My husband bought this shawl for me in Florence, Italy many years ago. I keep it draped over my bedroom wall. I think I may have worn it once. It's the sort of shawl to wear to an opera, maybe
Tosca or
La Traviata. It's also the sort of shawl that feels out of place here in
Cullowhee. Actually, it ought to be an opera singer's shawl. And since I sing opera only in my dreams, amazing myself as I walk onstage to hear
Musetta's aria coming out of my mouth, maybe I've always felt that this shawl is just too special for someone like me to wear.
The black shawl below is another matter. I ordered it from the Sears Catalog--yes, Sears--so you know how long I must have had it. Whenever I wore it, it picked up various debris in its long fringes, like a net, and so I came to think of it that way, as a net gathering up a woman's sensibility. Her dreams, fears, and songs.
That image was the start of my third book,
Black Shawl, from which Celia Miles and Nancy
Dillingham wanted to reprint the title poem in their recent
Clothes Lines anthology. They couldn't afford it, though, because my publisher, asked a huge reprint fee. So much money for one poem? I was astonished and horrified.
Nothing to do, then, but to write another shawl poem, which I did surprisingly quickly. Maybe the mountain woman's voice in it is a close cousin to the woman's voice in
Black Shawl. Yes, it's in the anthology, which again I recommend highly. And although I don't approve of any poet's poems being kept from anthologies because of unreasonable reprint fees, I'll have to concede that this time those fees pushed me into writing a poem that I like and am pleased to see published in this anthology.
River Shawl
She’d dribble the fringe of her shawl
in the river. The quick current rippled the black threads.

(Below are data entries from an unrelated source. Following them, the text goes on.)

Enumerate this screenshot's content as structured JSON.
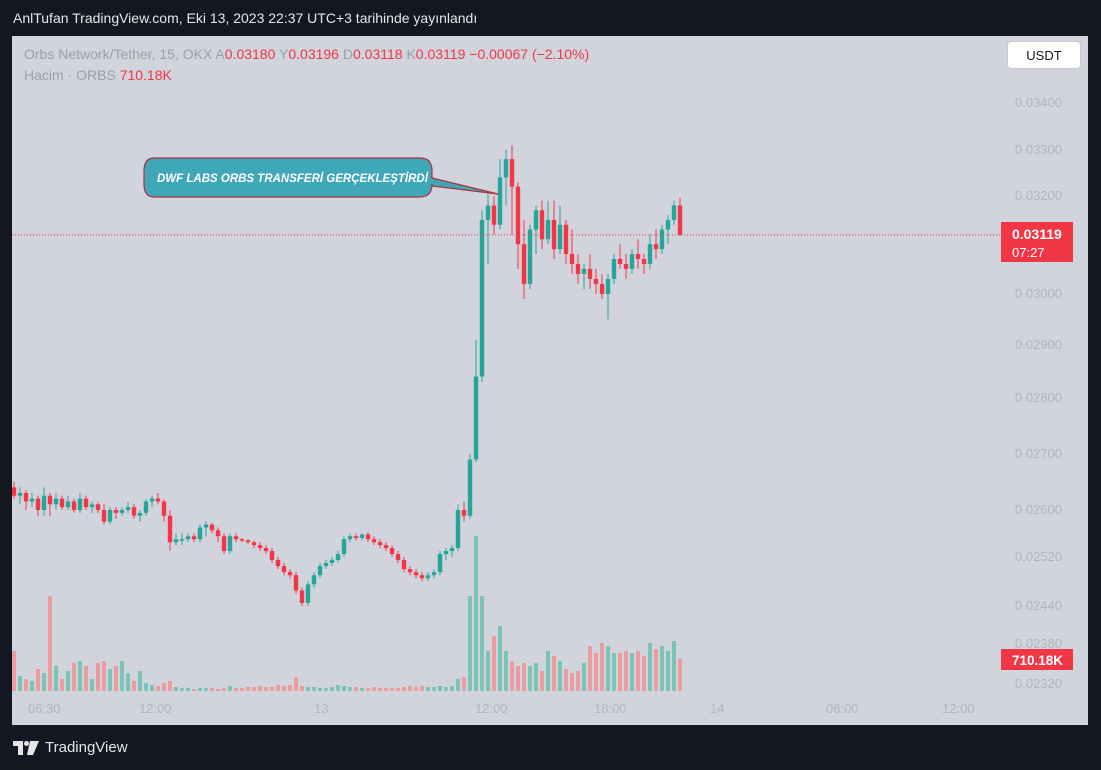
{
  "header": {
    "publish_text": "AnlTufan TradingView.com, Eki 13, 2023 22:37 UTC+3 tarihinde yayınlandı"
  },
  "legend": {
    "symbol": "Orbs Network/Tether, 15, OKX",
    "open_label": "A",
    "open": "0.03180",
    "high_label": "Y",
    "high": "0.03196",
    "low_label": "D",
    "low": "0.03118",
    "close_label": "K",
    "close": "0.03119",
    "change": "−0.00067 (−2.10%)",
    "volume_label": "Hacim · ORBS",
    "volume": "710.18K"
  },
  "currency_button": "USDT",
  "annotation": "DWF LABS ORBS TRANSFERİ GERÇEKLEŞTİRDİ",
  "price_badge": {
    "price": "0.03119",
    "timer": "07:27"
  },
  "volume_badge": "710.18K",
  "footer": {
    "brand": "TradingView"
  },
  "colors": {
    "up": "#26a69a",
    "down": "#f23645",
    "up_volume": "#7cc3b8",
    "down_volume": "#eb9c9f",
    "background": "#d1d4dc",
    "annotation_fill": "#3fa8b8"
  },
  "chart_data": {
    "type": "candlestick",
    "title": "Orbs Network/Tether, 15, OKX",
    "y_tick_labels": [
      "0.03400",
      "0.03300",
      "0.03200",
      "0.03000",
      "0.02900",
      "0.02800",
      "0.02700",
      "0.02600",
      "0.02520",
      "0.02440",
      "0.02380",
      "0.02320"
    ],
    "x_tick_labels": [
      "06:30",
      "12:00",
      "13",
      "12:00",
      "18:00",
      "14",
      "06:00",
      "12:00"
    ],
    "scale": "log",
    "last_price": 0.03119,
    "ohlc_columns": [
      "open",
      "high",
      "low",
      "close",
      "volume"
    ],
    "candles": [
      [
        0.0264,
        0.0265,
        0.0262,
        0.02625,
        40
      ],
      [
        0.02625,
        0.0264,
        0.0261,
        0.0263,
        15
      ],
      [
        0.0263,
        0.02635,
        0.026,
        0.02615,
        12
      ],
      [
        0.02615,
        0.0263,
        0.02605,
        0.0262,
        10
      ],
      [
        0.0262,
        0.02625,
        0.0259,
        0.026,
        22
      ],
      [
        0.026,
        0.0264,
        0.0259,
        0.02625,
        18
      ],
      [
        0.02625,
        0.0263,
        0.0259,
        0.0261,
        95
      ],
      [
        0.0261,
        0.0263,
        0.026,
        0.0262,
        25
      ],
      [
        0.0262,
        0.02625,
        0.026,
        0.02605,
        12
      ],
      [
        0.02605,
        0.02625,
        0.026,
        0.02615,
        20
      ],
      [
        0.02615,
        0.0262,
        0.02595,
        0.026,
        28
      ],
      [
        0.026,
        0.0263,
        0.02595,
        0.0262,
        30
      ],
      [
        0.0262,
        0.02625,
        0.026,
        0.02605,
        25
      ],
      [
        0.02605,
        0.02615,
        0.02595,
        0.0261,
        12
      ],
      [
        0.0261,
        0.02615,
        0.02595,
        0.026,
        28
      ],
      [
        0.026,
        0.0261,
        0.02575,
        0.0258,
        30
      ],
      [
        0.0258,
        0.02605,
        0.02575,
        0.026,
        22
      ],
      [
        0.026,
        0.02605,
        0.02585,
        0.02595,
        25
      ],
      [
        0.02595,
        0.02605,
        0.0259,
        0.026,
        30
      ],
      [
        0.026,
        0.02615,
        0.02595,
        0.02605,
        18
      ],
      [
        0.02605,
        0.0261,
        0.02585,
        0.0259,
        10
      ],
      [
        0.0259,
        0.026,
        0.0258,
        0.02595,
        20
      ],
      [
        0.02595,
        0.0262,
        0.0259,
        0.02615,
        8
      ],
      [
        0.02615,
        0.02625,
        0.02605,
        0.0262,
        6
      ],
      [
        0.0262,
        0.0263,
        0.0261,
        0.02615,
        5
      ],
      [
        0.02615,
        0.02618,
        0.0258,
        0.0259,
        8
      ],
      [
        0.0259,
        0.026,
        0.0253,
        0.02545,
        10
      ],
      [
        0.02545,
        0.0256,
        0.0254,
        0.0255,
        4
      ],
      [
        0.0255,
        0.0256,
        0.0254,
        0.0255,
        3
      ],
      [
        0.0255,
        0.0256,
        0.02545,
        0.02555,
        3
      ],
      [
        0.02555,
        0.0256,
        0.02545,
        0.0255,
        2
      ],
      [
        0.0255,
        0.02575,
        0.02545,
        0.0257,
        3
      ],
      [
        0.0257,
        0.0258,
        0.02555,
        0.02575,
        3
      ],
      [
        0.02575,
        0.02578,
        0.0256,
        0.02565,
        3
      ],
      [
        0.02565,
        0.0257,
        0.02545,
        0.02555,
        2
      ],
      [
        0.02555,
        0.0256,
        0.02525,
        0.0253,
        3
      ],
      [
        0.0253,
        0.0256,
        0.02525,
        0.02555,
        5
      ],
      [
        0.02555,
        0.0256,
        0.02545,
        0.0255,
        3
      ],
      [
        0.0255,
        0.02552,
        0.02545,
        0.02548,
        3
      ],
      [
        0.02548,
        0.0255,
        0.02542,
        0.02545,
        4
      ],
      [
        0.02545,
        0.02548,
        0.02535,
        0.0254,
        4
      ],
      [
        0.0254,
        0.02545,
        0.0253,
        0.02535,
        5
      ],
      [
        0.02535,
        0.0254,
        0.02525,
        0.0253,
        4
      ],
      [
        0.0253,
        0.02535,
        0.0251,
        0.02515,
        4
      ],
      [
        0.02515,
        0.0252,
        0.025,
        0.02505,
        6
      ],
      [
        0.02505,
        0.0251,
        0.0249,
        0.02495,
        5
      ],
      [
        0.02495,
        0.025,
        0.02485,
        0.0249,
        6
      ],
      [
        0.0249,
        0.02495,
        0.0246,
        0.02465,
        14
      ],
      [
        0.02465,
        0.0247,
        0.0244,
        0.02445,
        5
      ],
      [
        0.02445,
        0.0248,
        0.0244,
        0.02475,
        4
      ],
      [
        0.02475,
        0.02495,
        0.0247,
        0.0249,
        4
      ],
      [
        0.0249,
        0.0251,
        0.02485,
        0.02505,
        3
      ],
      [
        0.02505,
        0.02515,
        0.025,
        0.0251,
        3
      ],
      [
        0.0251,
        0.0252,
        0.02505,
        0.02515,
        4
      ],
      [
        0.02515,
        0.0253,
        0.0251,
        0.02525,
        6
      ],
      [
        0.02525,
        0.02555,
        0.0252,
        0.0255,
        5
      ],
      [
        0.0255,
        0.0256,
        0.02545,
        0.02555,
        4
      ],
      [
        0.02555,
        0.0256,
        0.02548,
        0.02552,
        4
      ],
      [
        0.02552,
        0.0256,
        0.02548,
        0.02558,
        3
      ],
      [
        0.02558,
        0.02562,
        0.02545,
        0.0255,
        3
      ],
      [
        0.0255,
        0.02555,
        0.0254,
        0.02545,
        4
      ],
      [
        0.02545,
        0.0255,
        0.02535,
        0.0254,
        3
      ],
      [
        0.0254,
        0.02545,
        0.0253,
        0.02535,
        3
      ],
      [
        0.02535,
        0.0254,
        0.0252,
        0.02525,
        3
      ],
      [
        0.02525,
        0.0253,
        0.0251,
        0.02515,
        3
      ],
      [
        0.02515,
        0.0252,
        0.02495,
        0.025,
        4
      ],
      [
        0.025,
        0.02505,
        0.0249,
        0.02495,
        5
      ],
      [
        0.02495,
        0.025,
        0.02485,
        0.0249,
        4
      ],
      [
        0.0249,
        0.02495,
        0.0248,
        0.02485,
        5
      ],
      [
        0.02485,
        0.02495,
        0.0248,
        0.0249,
        4
      ],
      [
        0.0249,
        0.025,
        0.02485,
        0.02495,
        4
      ],
      [
        0.02495,
        0.0253,
        0.0249,
        0.02525,
        5
      ],
      [
        0.02525,
        0.02535,
        0.02515,
        0.0253,
        4
      ],
      [
        0.0253,
        0.0254,
        0.0252,
        0.02535,
        5
      ],
      [
        0.02535,
        0.0261,
        0.0253,
        0.026,
        12
      ],
      [
        0.026,
        0.02615,
        0.0258,
        0.0259,
        14
      ],
      [
        0.0259,
        0.027,
        0.02585,
        0.0269,
        95
      ],
      [
        0.0269,
        0.0291,
        0.02685,
        0.0284,
        155
      ],
      [
        0.0284,
        0.0317,
        0.0283,
        0.0315,
        95
      ],
      [
        0.0315,
        0.0321,
        0.0306,
        0.0318,
        40
      ],
      [
        0.0318,
        0.032,
        0.0312,
        0.0314,
        55
      ],
      [
        0.0314,
        0.0328,
        0.0313,
        0.0324,
        65
      ],
      [
        0.0324,
        0.033,
        0.0318,
        0.0328,
        40
      ],
      [
        0.0328,
        0.0331,
        0.0312,
        0.0322,
        30
      ],
      [
        0.0322,
        0.0323,
        0.0305,
        0.031,
        25
      ],
      [
        0.031,
        0.0315,
        0.0299,
        0.0302,
        28
      ],
      [
        0.0302,
        0.0314,
        0.0301,
        0.0313,
        25
      ],
      [
        0.0313,
        0.0318,
        0.0308,
        0.0317,
        28
      ],
      [
        0.0317,
        0.0319,
        0.0309,
        0.0311,
        20
      ],
      [
        0.0311,
        0.0319,
        0.031,
        0.0315,
        40
      ],
      [
        0.0315,
        0.0319,
        0.0307,
        0.0309,
        35
      ],
      [
        0.0309,
        0.0318,
        0.0308,
        0.0314,
        30
      ],
      [
        0.0314,
        0.0315,
        0.0306,
        0.0308,
        22
      ],
      [
        0.0308,
        0.0313,
        0.0304,
        0.0306,
        18
      ],
      [
        0.0306,
        0.0308,
        0.0302,
        0.0304,
        20
      ],
      [
        0.0304,
        0.0306,
        0.0301,
        0.0305,
        28
      ],
      [
        0.0305,
        0.0308,
        0.0301,
        0.0303,
        45
      ],
      [
        0.0303,
        0.0305,
        0.03,
        0.0302,
        38
      ],
      [
        0.0302,
        0.0304,
        0.0299,
        0.03,
        48
      ],
      [
        0.03,
        0.0304,
        0.0295,
        0.0303,
        45
      ],
      [
        0.0303,
        0.0308,
        0.0302,
        0.0307,
        38
      ],
      [
        0.0307,
        0.031,
        0.0305,
        0.0306,
        38
      ],
      [
        0.0306,
        0.0308,
        0.0303,
        0.0305,
        40
      ],
      [
        0.0305,
        0.0309,
        0.0304,
        0.0308,
        38
      ],
      [
        0.0308,
        0.0311,
        0.0305,
        0.0307,
        40
      ],
      [
        0.0307,
        0.0308,
        0.0304,
        0.0306,
        35
      ],
      [
        0.0306,
        0.0312,
        0.0305,
        0.031,
        48
      ],
      [
        0.031,
        0.0313,
        0.0307,
        0.0309,
        42
      ],
      [
        0.0309,
        0.0314,
        0.0308,
        0.0313,
        45
      ],
      [
        0.0313,
        0.0316,
        0.031,
        0.0315,
        40
      ],
      [
        0.0315,
        0.0319,
        0.0314,
        0.0318,
        50
      ],
      [
        0.0318,
        0.03196,
        0.03118,
        0.03119,
        32
      ]
    ]
  }
}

They floated as she wished she could.
They wanted to be swept away but she held fast
to what had been woven. Her mother’s shawl.
Now her own. How much longer
to be handed down, this black keepsake?
She’d lift out the fringe,
rub it over her face, feel the cold
water run down her cheeks,
down her neck,
into white folds of flesh underneath the dress
worn before her by her kinswomen.
What might she catch in this web
if she let it drift far enough
out of the shallows,
into the dark center
where she could not see the bottom?
How far would she have to wade
until she stepped into
some other world, under the sun-dappled
surface? The river itself was a shawl,
always wrapping itself round the hills,
threaded with golden light,
trailing its castaway leaves.
It could weave her into its weft,
carry her farther than she could imagine--
the sea she could feel surging
inside when she let herself
want what she knew she could not
have, a life she could open
as wide as a closet door onto
garments no woman had worn
before her. Nobody’s life but her own.
from
Clothes Lines, ed. by Celia Miles and Nancy
Dillingham, Catawba Publishing, 2009.